About this website

More than anything I write for me, because I need to. In the past two years I’ve submitted poetry and short fiction to literary magazines, so far without success. Why do I do this? Why does anyone want to be published? These days the writer (especially the poet) who makes their living with their art is a rare case indeed. So why bother?

Something about knowing that others will read my writing inspires me to write. I hope this doesn’t mean quantity over quality. Think of this as my equivalent of youtube: instead of practicing my brains out dancing or playing guitar in my basement and not getting record deals, I am writing (at times feverishly) and not getting published. So I’ll share it here, online. Will it get me “recognized”? probably not. But it might make me feel good to know that some people derive some pleasure from my verbiage!

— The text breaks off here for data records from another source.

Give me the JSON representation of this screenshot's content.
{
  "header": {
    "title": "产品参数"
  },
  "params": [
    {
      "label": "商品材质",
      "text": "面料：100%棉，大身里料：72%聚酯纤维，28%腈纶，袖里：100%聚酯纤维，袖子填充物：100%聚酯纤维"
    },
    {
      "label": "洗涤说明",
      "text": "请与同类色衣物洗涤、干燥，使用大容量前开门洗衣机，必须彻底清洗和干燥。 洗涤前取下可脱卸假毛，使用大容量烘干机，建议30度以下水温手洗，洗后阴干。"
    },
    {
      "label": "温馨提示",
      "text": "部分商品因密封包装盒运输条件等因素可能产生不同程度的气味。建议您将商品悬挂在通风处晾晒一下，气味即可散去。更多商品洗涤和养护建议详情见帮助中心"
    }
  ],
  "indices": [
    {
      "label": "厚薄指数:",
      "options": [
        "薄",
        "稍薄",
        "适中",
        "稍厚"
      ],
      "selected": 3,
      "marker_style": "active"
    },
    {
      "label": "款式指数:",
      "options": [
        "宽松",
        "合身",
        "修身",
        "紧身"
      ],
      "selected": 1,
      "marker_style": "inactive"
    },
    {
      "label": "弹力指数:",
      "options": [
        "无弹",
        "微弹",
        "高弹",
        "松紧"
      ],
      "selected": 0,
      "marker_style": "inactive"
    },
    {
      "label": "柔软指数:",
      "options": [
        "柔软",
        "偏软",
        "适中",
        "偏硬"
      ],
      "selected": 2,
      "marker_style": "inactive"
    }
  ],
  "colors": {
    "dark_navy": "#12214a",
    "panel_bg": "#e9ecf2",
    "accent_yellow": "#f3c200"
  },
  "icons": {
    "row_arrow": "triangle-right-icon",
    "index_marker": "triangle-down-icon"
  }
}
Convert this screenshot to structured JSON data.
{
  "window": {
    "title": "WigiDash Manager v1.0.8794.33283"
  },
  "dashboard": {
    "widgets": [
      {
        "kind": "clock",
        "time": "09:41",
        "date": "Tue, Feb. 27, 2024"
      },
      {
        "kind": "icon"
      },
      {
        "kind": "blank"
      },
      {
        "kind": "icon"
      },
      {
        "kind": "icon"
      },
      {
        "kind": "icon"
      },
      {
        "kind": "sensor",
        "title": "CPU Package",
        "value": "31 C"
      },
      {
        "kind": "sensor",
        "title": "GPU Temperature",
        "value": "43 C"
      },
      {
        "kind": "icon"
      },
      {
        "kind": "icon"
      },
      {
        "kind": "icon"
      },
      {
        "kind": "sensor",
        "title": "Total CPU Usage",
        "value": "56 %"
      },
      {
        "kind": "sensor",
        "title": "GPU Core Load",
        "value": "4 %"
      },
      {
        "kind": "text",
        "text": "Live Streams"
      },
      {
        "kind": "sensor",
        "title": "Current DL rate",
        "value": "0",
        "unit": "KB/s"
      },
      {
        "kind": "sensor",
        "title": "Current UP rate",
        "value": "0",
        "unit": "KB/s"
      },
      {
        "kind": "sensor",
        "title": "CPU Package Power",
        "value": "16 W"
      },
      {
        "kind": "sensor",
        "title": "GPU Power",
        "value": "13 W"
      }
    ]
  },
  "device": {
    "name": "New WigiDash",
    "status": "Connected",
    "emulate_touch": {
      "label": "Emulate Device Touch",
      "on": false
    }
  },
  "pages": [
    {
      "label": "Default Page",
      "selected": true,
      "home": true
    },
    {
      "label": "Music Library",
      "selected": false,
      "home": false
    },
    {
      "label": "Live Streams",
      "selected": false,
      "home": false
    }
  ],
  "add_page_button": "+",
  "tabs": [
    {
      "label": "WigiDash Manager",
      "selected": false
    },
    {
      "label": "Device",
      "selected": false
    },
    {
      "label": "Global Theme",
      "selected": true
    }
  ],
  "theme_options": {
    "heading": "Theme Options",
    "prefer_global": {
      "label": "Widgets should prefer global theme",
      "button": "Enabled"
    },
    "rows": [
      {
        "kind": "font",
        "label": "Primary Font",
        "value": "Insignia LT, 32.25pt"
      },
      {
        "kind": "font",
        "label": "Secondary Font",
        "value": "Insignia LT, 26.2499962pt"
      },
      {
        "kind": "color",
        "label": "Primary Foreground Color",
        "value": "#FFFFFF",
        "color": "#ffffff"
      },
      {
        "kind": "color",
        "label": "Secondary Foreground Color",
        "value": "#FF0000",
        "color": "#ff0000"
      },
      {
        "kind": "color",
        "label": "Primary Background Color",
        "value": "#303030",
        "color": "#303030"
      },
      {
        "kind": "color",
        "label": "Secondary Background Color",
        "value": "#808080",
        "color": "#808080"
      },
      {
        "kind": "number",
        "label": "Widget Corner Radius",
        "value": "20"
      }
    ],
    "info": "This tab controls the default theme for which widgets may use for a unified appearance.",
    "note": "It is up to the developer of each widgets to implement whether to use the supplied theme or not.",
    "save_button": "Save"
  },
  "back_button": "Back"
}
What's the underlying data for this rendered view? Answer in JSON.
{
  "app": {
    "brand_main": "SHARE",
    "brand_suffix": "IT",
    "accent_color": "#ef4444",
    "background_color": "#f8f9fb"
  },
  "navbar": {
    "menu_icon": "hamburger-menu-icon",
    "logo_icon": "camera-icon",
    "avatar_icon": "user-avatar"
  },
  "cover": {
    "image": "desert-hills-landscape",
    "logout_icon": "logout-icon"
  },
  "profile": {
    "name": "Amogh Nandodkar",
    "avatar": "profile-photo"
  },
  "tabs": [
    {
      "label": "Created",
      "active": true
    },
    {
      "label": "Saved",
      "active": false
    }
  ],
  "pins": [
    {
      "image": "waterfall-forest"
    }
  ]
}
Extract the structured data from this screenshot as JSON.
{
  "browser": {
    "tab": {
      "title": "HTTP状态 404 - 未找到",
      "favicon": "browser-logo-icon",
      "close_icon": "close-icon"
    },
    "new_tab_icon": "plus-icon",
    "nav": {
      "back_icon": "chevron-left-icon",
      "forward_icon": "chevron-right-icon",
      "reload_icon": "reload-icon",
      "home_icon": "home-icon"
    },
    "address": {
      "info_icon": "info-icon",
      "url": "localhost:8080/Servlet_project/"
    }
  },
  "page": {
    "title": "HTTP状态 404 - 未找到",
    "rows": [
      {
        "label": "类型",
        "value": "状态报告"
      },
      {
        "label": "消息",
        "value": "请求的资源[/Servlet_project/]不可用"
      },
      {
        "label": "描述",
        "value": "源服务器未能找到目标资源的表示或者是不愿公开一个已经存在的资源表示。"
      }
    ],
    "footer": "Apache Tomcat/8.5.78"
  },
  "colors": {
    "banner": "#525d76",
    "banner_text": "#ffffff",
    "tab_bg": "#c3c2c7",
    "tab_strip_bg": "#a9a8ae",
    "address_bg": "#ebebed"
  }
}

This blog started as a travel blog, a creative way to let loved ones know what I was up to on the road. But I later found myself still pining to write, and to be read. So I relaunched the blog (the old content is still accessible) and a year later it’s still going strong!

Why the name? Because in my lines nature and awe are often central themes. Thus, leaf and love… It could also be called the “awe” blog or the “awesome” blog, but those names might give the wrong impression.

I post many types of writing here: from poetry to essays to pure fiction. Because of the “diary”-type nature of many blogs, it may be hard for some people to recognize that this blog, while deeply inspired by both my personal experience as well as my emotional state, is not my journal. Of course, poetry is often raw and honest, and that is true here. But any prose found on this page (if not obviously an essay or opinion piece) may be any combination of real events, dreams, (re)interpretations of art or reality, and plain fiction. The important bit is what it makes you feel…

Even the most fictitious fiction comes from somewhere, from some lived event or emotional reality. This is what makes great literature so universal: it is able to evoke real feelings because it comes from something real, not because it IS real.

So I welcome you all (again) and hope that you enjoy or are provoked by the lines you find written here. I encourage commentary, both positive and critical. Lets see where this goes!